The company is also being pursued by the Department of Justice (DoJ) in the US, where prosecutors announced on Wednesday that three senior Unaoil personnel had pleaded guilty to facilitating bribes.

That trio, who are all British residents, includes the brothers Cyrus and Saman Ahsani – both members of the powerful family that owns Unaoil – as well as a former company director, Steven Hunter.

All three men admitted to paying bribes in Libya, with the Ahsani brothers also confessing to corruption in Algeria, Angola, Azerbaijan, DRC, Iran, Iraq, Kazakhstan and Syria.

In July, Unaoil’s ex-Iraq manager Basil Al Jarah pleaded guilty to five offences of conspiracy to give corrupt payments, after he was targeted by the SFO.

In the US, Cyrus Ahsani, 51, and Saman Ahsani, 46, are due to be sentenced on April 20 next year in Texas.
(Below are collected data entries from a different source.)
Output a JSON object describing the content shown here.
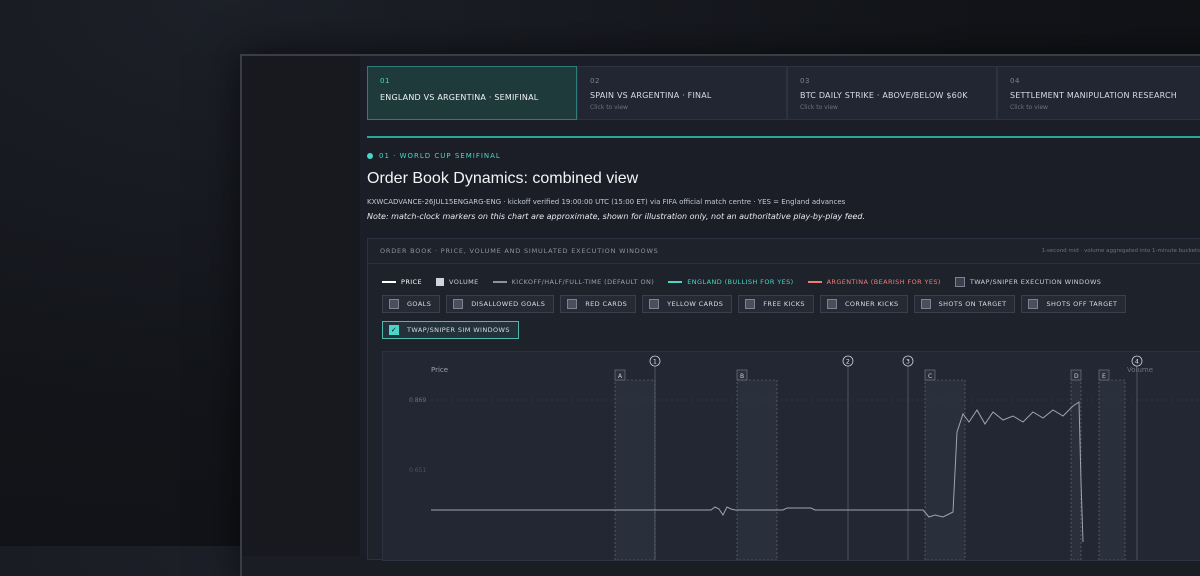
{
  "tabs": [
    {
      "num": "01",
      "title": "ENGLAND VS ARGENTINA · SEMIFINAL",
      "sub": ""
    },
    {
      "num": "02",
      "title": "SPAIN VS ARGENTINA · FINAL",
      "sub": "Click to view"
    },
    {
      "num": "03",
      "title": "BTC DAILY STRIKE · ABOVE/BELOW $60K",
      "sub": "Click to view"
    },
    {
      "num": "04",
      "title": "SETTLEMENT MANIPULATION RESEARCH",
      "sub": "Click to view"
    }
  ],
  "eyebrow": "01 · WORLD CUP SEMIFINAL",
  "title": "Order Book Dynamics: combined view",
  "meta": "KXWCADVANCE-26JUL15ENGARG-ENG · kickoff verified 19:00:00 UTC (15:00 ET) via FIFA official match centre · YES = England advances",
  "note": "Note: match-clock markers on this chart are approximate, shown for illustration only, not an authoritative play-by-play feed.",
  "panel": {
    "title": "ORDER BOOK · PRICE, VOLUME AND SIMULATED EXECUTION WINDOWS",
    "right": "1-second mid · volume aggregated into 1-minute buckets"
  },
  "legend": [
    {
      "label": "PRICE",
      "color": "#ffffff",
      "kind": "line"
    },
    {
      "label": "VOLUME",
      "color": "#d0d4dc",
      "kind": "box"
    },
    {
      "label": "KICKOFF/HALF/FULL-TIME (DEFAULT ON)",
      "color": "#8b93a2",
      "kind": "line"
    },
    {
      "label": "ENGLAND (BULLISH FOR YES)",
      "color": "#49d6c6",
      "kind": "line"
    },
    {
      "label": "ARGENTINA (BEARISH FOR YES)",
      "color": "#ef7d77",
      "kind": "line"
    },
    {
      "label": "TWAP/SNIPER EXECUTION WINDOWS",
      "color": "#5a5f6b",
      "kind": "box"
    }
  ],
  "filters": [
    "GOALS",
    "DISALLOWED GOALS",
    "RED CARDS",
    "YELLOW CARDS",
    "FREE KICKS",
    "CORNER KICKS",
    "SHOTS ON TARGET",
    "SHOTS OFF TARGET"
  ],
  "filter_on": "TWAP/SNIPER SIM WINDOWS",
  "chart_data": {
    "type": "line",
    "y_label": "Price",
    "y2_label": "Volume",
    "y_ticks": [
      "0.869",
      "0.651"
    ],
    "window_labels": [
      "A",
      "B",
      "C",
      "D",
      "E"
    ],
    "marker_labels": [
      "1",
      "2",
      "3",
      "4"
    ]
  }
}
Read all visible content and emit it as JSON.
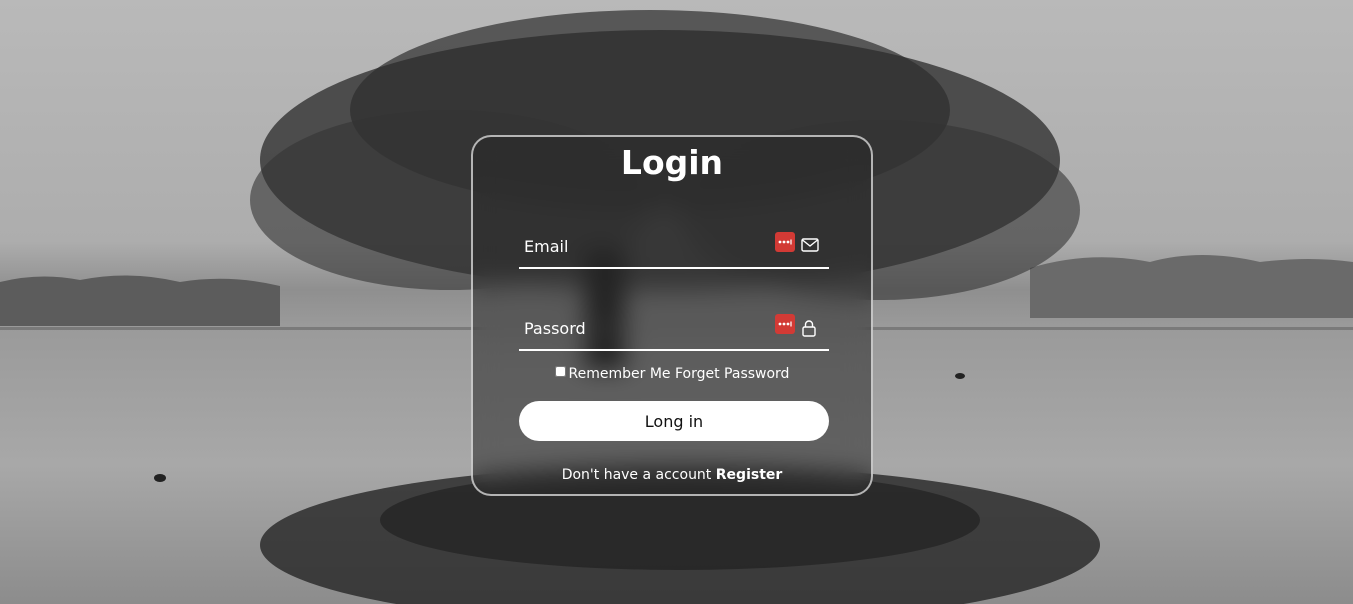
{
  "login": {
    "title": "Login",
    "email": {
      "placeholder": "Email",
      "icon": "mail-icon"
    },
    "password": {
      "placeholder": "Passord",
      "icon": "lock-icon"
    },
    "remember_label": "Remember Me",
    "forgot_label": "Forget Password",
    "submit_label": "Long in",
    "register_prompt": "Don't have a account",
    "register_link": "Register"
  },
  "colors": {
    "card_border": "#ffffff",
    "button_bg": "#ffffff",
    "password_manager_badge": "#d23a35"
  }
}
Mr Hunter will be sentenced on March 13, 2020.

WHAT IS THE UNAOIL SCANDAL?

The allegations against Monaco-based Unaoil have been described as the world’s largest bribery scandal, after a leaked cache of emails obtained by Fairfax media in Australia sparked probes around the world.

In Britain, the Treasury awarded the SFO extra funding to prosecute the company’s officials, who are accused of facilitating corruption across the oil industry.

Prestige brands such as Rolls-Royce are among the companies that have said they hired Unaoil for various work.

On Wednesday, the DoJ said that between 1999 and 2016, the Ahsani brothers “conspired with others, including multiple companies and individuals, to make millions of dollars in bribe payments to government officials” in nine countries.

Further, they “laundered the proceeds of their bribery scheme in order to promote and conceal the schemes.”